Through the stock exchange, companies can access greater capital from different types of investors, including pension funds, investment funds, and retail investors. The stock exchange acts as an effective pricing mechanism, determining securities prices based on market supply and demand.

In addition, the stock exchange plays a role in providing accurate and up-to-date market information, assisting investors in making more informed investment decisions. Strict regulation and constant supervision by capital market authorities also help to maintain market integrity and stability. Stock exchanges not only support economic growth by facilitating the transfer of capital from investors to companies but also play an important role in strengthening corporate governance through strict transparency and reporting requirements.

The stock exchange can be considered the primary market in the capital market sector, offering a wide range of investment opportunities through a variety of mechanisms. The stock exchange is also the place where the majority of the largest companies, both in Indonesia and around the world, offer their shares and become an investment option for investors. 

2. Types of Securities Offered

3. Investment Objectives 

Securities Crowdfunding (SCF): The investment orientation in SCF is more about providing returns from real-sector businesses. Investors in SCF contribute to the company’s growth and expect to benefit from good business performance. The low liquidity of SCF’s securities, with shares tradable only once every 6 months and sukuk non-tradable, further reinforces this. 

Stock Exchange Capital: Gains are the focus of investing in the stock exchange. Investors buy securities in the hope that their price will rise so that they can sell them at a higher price in the future. The stock exchange also provides liquidity for traded securities. However, some securities on the stock exchange, like some sukuk and bonds, are not tradeable, leading investors to expect profits from profit sharing, ujroh, or interest based in conventional system. 

Infographic – Differences between Securities Crowdfunding (SCF) and Stock Exchanges

Understanding the differences between SCFs and stock exchanges can be beneficial.

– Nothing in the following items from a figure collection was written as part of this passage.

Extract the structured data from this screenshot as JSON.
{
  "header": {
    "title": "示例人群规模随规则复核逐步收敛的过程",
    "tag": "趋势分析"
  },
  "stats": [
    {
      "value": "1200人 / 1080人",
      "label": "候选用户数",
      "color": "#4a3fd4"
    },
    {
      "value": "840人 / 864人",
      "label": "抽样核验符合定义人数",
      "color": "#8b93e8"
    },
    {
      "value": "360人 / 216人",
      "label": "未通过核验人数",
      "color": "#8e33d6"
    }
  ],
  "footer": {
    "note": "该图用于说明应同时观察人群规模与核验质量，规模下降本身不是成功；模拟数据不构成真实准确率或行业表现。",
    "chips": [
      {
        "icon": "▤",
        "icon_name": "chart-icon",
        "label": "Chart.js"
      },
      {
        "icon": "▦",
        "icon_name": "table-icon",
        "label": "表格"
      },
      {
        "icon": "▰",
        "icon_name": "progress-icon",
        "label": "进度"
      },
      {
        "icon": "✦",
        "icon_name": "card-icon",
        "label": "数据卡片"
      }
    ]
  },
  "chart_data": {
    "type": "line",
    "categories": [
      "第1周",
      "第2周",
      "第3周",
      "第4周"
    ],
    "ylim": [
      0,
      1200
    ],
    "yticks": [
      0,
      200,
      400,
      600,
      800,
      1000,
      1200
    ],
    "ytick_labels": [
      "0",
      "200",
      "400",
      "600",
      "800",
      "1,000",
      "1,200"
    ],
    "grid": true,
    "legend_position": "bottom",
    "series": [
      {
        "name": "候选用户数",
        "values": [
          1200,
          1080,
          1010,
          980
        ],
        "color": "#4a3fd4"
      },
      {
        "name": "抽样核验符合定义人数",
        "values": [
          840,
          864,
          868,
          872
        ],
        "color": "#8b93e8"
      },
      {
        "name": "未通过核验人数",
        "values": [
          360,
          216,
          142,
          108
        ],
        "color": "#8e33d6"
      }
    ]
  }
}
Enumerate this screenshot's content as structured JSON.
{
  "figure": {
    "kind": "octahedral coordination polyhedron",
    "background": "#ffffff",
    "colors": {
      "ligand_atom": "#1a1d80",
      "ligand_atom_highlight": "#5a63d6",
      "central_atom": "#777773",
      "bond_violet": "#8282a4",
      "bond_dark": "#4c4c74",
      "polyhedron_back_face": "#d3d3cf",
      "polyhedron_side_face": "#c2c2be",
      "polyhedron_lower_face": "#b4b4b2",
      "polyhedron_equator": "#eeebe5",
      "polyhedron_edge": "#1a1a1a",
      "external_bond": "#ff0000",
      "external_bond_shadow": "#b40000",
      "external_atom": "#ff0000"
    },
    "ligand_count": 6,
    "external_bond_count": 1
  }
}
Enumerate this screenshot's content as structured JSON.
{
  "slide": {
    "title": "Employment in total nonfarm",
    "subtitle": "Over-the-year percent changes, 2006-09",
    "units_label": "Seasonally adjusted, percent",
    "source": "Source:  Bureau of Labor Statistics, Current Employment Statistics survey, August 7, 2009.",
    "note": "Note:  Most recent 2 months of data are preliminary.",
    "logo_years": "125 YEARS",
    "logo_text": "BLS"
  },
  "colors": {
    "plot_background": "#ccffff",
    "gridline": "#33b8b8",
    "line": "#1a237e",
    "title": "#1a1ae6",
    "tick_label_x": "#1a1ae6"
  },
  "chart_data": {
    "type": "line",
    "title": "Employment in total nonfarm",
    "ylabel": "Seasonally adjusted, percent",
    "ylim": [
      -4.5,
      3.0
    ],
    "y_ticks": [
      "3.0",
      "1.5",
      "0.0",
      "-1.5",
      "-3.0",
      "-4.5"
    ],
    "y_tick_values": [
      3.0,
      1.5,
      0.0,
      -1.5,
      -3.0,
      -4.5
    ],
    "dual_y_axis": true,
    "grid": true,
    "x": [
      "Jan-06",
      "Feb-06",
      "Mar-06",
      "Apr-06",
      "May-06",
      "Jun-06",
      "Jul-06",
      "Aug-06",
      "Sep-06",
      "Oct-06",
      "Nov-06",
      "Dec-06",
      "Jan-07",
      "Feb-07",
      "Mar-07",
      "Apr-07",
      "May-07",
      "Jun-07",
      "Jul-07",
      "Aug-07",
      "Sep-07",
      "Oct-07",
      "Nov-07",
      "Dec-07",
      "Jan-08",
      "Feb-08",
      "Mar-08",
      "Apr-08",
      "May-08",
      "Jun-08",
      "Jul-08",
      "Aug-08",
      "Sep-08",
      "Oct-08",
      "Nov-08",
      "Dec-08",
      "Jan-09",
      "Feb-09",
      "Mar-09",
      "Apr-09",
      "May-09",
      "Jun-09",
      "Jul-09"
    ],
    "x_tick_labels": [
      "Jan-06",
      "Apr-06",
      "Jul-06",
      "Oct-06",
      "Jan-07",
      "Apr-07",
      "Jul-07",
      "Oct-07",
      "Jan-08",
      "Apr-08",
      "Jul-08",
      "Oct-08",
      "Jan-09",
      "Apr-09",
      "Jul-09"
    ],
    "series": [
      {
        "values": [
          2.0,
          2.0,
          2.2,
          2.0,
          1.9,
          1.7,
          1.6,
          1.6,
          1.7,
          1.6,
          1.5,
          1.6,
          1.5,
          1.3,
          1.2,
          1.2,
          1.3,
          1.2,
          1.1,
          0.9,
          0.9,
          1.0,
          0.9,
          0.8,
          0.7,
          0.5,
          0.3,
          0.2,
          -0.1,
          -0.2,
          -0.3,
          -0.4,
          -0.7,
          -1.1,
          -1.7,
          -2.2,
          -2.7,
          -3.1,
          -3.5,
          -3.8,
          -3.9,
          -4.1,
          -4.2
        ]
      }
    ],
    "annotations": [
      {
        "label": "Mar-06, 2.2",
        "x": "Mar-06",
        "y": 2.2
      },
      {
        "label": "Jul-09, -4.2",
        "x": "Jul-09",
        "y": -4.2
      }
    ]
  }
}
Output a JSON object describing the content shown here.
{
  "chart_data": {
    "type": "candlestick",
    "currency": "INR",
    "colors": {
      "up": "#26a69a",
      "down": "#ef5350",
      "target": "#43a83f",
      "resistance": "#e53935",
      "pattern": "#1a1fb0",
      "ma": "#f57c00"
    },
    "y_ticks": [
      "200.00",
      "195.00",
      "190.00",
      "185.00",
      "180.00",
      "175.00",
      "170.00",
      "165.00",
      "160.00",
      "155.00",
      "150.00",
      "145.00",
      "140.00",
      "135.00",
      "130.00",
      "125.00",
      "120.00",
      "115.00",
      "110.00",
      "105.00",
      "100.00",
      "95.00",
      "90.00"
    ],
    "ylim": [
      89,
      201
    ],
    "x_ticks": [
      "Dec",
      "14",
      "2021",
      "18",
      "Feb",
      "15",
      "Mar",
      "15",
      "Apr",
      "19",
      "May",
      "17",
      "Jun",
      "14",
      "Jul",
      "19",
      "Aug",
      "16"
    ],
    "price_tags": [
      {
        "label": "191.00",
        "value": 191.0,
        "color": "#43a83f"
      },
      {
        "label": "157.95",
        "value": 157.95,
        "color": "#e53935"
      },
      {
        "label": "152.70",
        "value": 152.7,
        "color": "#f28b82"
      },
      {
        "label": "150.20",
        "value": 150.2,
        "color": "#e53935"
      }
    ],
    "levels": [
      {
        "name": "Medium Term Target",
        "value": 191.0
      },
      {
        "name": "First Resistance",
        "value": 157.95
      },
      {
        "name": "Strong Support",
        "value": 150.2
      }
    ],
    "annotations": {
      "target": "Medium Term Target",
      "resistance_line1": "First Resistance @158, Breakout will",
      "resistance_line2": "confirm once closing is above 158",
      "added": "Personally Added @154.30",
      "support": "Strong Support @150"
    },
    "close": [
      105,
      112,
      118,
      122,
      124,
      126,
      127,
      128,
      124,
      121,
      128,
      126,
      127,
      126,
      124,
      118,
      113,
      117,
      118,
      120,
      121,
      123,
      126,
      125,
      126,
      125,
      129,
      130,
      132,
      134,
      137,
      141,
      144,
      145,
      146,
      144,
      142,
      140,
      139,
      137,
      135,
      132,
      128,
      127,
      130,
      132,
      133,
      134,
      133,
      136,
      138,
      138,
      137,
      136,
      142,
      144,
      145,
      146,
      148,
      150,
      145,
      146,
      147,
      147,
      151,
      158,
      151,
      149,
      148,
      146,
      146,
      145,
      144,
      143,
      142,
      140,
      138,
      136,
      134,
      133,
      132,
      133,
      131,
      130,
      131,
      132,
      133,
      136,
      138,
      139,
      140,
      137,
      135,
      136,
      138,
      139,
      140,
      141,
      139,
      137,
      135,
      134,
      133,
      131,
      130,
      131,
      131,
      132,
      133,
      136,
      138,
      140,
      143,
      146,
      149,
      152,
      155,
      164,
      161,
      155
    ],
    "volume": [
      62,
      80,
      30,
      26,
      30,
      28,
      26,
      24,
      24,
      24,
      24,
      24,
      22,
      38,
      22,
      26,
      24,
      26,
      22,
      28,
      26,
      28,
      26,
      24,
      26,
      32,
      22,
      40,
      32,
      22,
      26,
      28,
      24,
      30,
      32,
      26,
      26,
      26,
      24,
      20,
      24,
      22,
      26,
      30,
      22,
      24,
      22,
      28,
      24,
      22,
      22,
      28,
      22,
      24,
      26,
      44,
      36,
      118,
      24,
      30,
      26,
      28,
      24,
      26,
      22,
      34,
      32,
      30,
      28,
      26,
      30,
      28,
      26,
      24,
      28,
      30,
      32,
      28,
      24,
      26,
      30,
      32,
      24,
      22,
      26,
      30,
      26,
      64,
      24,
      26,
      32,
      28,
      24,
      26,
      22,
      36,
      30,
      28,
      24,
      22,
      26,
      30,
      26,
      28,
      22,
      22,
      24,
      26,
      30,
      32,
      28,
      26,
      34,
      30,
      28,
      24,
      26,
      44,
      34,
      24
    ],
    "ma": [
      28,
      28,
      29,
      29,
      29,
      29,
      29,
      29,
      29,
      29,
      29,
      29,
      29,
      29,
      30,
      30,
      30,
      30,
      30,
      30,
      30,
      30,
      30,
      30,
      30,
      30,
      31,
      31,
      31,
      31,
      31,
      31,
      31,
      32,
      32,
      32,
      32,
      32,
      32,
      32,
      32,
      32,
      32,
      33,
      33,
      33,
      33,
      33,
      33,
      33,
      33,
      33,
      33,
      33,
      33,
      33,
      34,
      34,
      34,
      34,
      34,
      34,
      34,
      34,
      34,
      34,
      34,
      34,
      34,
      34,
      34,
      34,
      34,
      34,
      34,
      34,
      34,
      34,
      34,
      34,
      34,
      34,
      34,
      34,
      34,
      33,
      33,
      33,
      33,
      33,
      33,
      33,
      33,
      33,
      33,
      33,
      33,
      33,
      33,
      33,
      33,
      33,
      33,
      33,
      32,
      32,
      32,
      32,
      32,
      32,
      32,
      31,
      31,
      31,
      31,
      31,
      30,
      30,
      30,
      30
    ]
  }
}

These two institutions have different positions in the capital market ecosystem. SCFs serve as a simple entry point to the capital market for MSMEs and first-time investors, while stock exchanges represent the bulk of capital market activities and provide a wide range of assets and mechanisms. Investors can choose investment instruments from these two institutions according to their objectives and risk profiles. We hope this explanation helps.